Call it the biggest bath ever. Some of Europe's big telcos may be ready to write down up to 90% of their investments in 3G phone licenses. It's the end of an era. Phone companies--whether stodgy monopolies or starry-eyed startups--had no choice but to ante up for third-generation mobile licenses or risk kissing their future good-bye. And national governments got greedy with 3G auctions that fattened their coffers but nearly bankrupted the industry they were trying to ignite.

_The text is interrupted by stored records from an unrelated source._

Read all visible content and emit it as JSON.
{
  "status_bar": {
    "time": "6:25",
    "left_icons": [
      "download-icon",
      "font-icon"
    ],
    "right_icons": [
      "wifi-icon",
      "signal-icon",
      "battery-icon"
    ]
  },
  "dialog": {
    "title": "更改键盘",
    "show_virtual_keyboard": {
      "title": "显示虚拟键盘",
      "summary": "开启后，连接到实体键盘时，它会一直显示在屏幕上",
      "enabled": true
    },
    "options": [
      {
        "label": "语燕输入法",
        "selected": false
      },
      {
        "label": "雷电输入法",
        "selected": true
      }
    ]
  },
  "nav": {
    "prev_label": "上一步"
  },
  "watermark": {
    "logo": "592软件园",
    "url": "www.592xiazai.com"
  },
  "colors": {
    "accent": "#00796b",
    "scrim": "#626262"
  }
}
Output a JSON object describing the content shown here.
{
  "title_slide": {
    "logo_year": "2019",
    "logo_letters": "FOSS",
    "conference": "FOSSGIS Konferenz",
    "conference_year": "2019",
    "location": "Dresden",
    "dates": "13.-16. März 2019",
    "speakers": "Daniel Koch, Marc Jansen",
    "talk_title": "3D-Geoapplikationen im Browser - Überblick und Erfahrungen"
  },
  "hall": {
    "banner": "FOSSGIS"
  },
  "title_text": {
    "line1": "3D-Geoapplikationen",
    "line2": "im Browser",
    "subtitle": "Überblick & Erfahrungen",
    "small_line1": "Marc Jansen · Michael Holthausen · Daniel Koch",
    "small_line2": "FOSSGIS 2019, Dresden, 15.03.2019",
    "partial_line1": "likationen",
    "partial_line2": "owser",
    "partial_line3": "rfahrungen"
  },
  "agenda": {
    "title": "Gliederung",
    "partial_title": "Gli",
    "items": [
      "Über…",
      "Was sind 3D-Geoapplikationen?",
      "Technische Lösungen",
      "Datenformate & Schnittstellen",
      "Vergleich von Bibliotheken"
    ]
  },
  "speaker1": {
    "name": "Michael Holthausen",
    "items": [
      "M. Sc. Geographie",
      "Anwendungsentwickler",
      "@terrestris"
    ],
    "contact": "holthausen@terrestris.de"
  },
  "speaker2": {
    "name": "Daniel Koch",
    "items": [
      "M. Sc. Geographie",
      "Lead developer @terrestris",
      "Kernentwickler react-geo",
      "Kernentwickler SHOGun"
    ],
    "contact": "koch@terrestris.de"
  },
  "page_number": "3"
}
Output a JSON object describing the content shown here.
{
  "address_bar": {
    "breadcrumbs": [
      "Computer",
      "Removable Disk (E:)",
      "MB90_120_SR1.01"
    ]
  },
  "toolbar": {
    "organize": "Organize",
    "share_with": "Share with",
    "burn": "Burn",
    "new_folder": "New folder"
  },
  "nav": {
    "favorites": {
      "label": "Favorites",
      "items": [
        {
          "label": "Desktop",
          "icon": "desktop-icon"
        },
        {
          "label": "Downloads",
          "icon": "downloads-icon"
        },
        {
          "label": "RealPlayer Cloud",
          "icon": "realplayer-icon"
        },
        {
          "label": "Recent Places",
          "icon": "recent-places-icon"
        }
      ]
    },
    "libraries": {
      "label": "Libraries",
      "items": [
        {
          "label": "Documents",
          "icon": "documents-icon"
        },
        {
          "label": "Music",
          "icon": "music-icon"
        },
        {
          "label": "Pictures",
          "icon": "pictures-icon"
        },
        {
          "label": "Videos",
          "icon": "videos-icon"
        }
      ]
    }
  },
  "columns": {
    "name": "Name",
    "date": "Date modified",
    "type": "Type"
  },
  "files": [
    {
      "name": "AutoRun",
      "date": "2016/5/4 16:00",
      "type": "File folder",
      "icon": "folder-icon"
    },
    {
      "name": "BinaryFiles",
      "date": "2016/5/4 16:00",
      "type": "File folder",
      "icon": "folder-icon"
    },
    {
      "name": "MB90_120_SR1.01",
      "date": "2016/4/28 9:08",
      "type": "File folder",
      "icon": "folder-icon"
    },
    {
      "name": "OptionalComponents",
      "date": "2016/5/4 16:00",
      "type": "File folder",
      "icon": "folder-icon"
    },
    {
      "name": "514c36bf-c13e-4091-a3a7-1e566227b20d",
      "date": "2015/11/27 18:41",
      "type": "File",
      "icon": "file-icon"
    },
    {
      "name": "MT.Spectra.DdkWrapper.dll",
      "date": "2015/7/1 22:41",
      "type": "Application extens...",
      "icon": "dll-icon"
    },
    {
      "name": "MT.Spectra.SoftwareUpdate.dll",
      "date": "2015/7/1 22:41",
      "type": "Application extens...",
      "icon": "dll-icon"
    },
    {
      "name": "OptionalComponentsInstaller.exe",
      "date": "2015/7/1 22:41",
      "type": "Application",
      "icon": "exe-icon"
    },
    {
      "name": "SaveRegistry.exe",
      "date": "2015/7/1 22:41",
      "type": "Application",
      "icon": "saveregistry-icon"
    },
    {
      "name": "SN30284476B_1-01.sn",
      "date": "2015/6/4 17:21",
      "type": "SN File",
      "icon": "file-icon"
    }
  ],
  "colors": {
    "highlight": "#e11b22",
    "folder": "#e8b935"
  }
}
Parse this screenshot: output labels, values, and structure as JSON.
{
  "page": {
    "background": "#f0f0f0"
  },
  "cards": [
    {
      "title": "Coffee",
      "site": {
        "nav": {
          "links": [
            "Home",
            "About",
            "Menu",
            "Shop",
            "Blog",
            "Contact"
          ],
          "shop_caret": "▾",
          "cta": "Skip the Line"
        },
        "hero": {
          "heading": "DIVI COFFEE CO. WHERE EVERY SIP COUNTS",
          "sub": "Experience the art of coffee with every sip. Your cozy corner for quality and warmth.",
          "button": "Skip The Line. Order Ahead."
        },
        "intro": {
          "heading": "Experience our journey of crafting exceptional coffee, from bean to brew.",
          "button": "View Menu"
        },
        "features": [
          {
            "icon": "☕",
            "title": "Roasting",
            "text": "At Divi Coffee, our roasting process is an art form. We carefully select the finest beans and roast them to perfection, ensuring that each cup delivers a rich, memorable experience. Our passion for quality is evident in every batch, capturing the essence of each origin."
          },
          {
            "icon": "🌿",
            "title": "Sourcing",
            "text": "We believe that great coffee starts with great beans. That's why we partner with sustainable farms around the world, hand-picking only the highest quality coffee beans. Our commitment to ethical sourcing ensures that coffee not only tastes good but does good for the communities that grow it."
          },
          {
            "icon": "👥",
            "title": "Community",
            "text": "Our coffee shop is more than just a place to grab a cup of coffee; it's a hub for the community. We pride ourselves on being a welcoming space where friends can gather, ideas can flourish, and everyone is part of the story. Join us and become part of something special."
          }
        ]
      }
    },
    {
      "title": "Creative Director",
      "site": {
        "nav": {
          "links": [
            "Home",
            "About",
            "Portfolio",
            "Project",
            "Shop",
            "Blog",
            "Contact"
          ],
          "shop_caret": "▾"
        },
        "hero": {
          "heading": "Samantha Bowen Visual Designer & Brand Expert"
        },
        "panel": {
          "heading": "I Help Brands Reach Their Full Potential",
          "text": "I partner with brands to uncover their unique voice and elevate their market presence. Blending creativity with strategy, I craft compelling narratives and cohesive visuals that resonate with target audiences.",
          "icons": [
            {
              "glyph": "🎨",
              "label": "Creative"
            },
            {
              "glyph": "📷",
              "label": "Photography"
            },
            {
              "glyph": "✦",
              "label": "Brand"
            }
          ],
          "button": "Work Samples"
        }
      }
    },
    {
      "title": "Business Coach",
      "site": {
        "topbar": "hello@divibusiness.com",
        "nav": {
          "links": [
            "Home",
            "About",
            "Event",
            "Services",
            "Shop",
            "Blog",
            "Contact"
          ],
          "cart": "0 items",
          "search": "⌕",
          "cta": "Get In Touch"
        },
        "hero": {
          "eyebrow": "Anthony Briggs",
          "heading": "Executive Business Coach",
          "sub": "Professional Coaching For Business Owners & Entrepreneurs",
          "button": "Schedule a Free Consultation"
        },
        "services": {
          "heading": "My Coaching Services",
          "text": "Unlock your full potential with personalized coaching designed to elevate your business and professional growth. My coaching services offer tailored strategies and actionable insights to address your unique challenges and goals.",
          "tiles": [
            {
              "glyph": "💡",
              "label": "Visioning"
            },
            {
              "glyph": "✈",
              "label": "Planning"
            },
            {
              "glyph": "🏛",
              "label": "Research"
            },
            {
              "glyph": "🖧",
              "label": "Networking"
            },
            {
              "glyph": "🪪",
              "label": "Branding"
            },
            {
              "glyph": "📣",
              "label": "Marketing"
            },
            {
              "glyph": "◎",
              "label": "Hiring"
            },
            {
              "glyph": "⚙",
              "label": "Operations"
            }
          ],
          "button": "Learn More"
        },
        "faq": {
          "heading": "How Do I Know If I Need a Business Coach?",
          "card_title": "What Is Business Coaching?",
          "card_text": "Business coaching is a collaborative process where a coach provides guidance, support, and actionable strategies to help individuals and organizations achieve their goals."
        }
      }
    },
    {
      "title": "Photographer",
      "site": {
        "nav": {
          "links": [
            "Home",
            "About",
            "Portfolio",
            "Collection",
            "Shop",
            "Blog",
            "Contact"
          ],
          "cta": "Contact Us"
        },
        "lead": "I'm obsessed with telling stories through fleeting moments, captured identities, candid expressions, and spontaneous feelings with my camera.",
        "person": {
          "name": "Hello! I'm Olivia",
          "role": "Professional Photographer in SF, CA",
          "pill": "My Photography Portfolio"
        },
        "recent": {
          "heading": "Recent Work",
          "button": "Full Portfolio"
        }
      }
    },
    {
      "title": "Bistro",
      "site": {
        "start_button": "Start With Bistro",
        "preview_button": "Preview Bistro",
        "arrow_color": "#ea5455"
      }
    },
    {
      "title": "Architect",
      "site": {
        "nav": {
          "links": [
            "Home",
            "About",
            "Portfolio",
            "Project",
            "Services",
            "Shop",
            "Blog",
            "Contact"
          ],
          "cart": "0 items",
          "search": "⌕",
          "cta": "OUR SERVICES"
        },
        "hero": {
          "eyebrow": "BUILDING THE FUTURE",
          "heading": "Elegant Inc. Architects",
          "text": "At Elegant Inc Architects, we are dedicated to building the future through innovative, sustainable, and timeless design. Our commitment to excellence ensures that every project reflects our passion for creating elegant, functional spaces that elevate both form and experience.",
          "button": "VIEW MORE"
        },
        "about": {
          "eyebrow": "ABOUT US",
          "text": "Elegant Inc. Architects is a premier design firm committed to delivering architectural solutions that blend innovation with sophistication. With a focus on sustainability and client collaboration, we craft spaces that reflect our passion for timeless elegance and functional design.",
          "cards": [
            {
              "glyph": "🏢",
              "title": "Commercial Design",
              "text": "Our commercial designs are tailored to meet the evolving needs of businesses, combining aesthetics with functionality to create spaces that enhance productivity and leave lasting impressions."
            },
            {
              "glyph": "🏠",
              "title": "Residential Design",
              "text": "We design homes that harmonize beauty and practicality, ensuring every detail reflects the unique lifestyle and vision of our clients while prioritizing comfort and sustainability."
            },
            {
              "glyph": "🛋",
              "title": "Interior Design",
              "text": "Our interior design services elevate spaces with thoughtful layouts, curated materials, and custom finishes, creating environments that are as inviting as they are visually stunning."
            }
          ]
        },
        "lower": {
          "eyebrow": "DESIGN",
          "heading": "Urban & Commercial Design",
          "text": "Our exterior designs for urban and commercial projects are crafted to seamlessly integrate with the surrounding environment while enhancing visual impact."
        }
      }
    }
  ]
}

The money has been spent and the debts tallied. But a new mood is now taking hold, inspired by post-Enron Corp. scrutiny and unfolding telecom disasters such as Global Crossing Ltd. The companies that spent a combined $116 billion on European 3G licenses can no longer carry those assets on their books at full value because they're simply not worth it--and investors won't suspend disbelief anymore. "Goodwill [standards] are going to become a lot more stringent," says Darren Ward, telecom analyst with Credit Suisse First Boston in London. Dutch telco KPN (KPN ) confirms write-downs are in the offing but won't specify timing or amounts. Analysts expect others, including Vodafone (VOD ), to follow suit.
The numbers tell the story. Twenty-eight countries so far have awarded 3G licenses, and outside Britain, Germany, and Italy, the average license fee comes out to $65 per capita. However, in Brit-ain, Germany, and Italy, where prices went through the roof, carriers paid an average of $441 per capita for the right to offer 3G services. Based on the global average, the 12 bidders that spent $90 billion for licenses in the three countries overpaid by some $77 billion. Carriers "have tried pulling a rug over the hole in their book equity, but everyone knows it's there," says Rick Deutsch, head of credit research at BNP Paribas in London.
Cleaning up balance sheets won't reverse past mistakes, but it'll start the healing. Of course, near-term, writing down assets will wipe out gobs of equity. Vodafone alone would have to chop $14.2 billion from both sides of its balance sheet just to revalue its licenses in Germany, Italy, and Britain. But such a reduction would also boost the company's eventual return on assets and return on equity--and make 3G services look more profitable once they're launched.
The fly in the ointment is why the licenses have depreciated so much. "Operators are under pressure to acknowledge that future returns may not be as great as expected," says telecom analyst Farid Yunus of Yankee Group Research Inc. in London. By some reckonings, 3G services will produce less than $10 billion in incremental revenues for European carriers in 2005. Nice, but no gold mine. The question is how investors will react to an acknowledgment of that reality.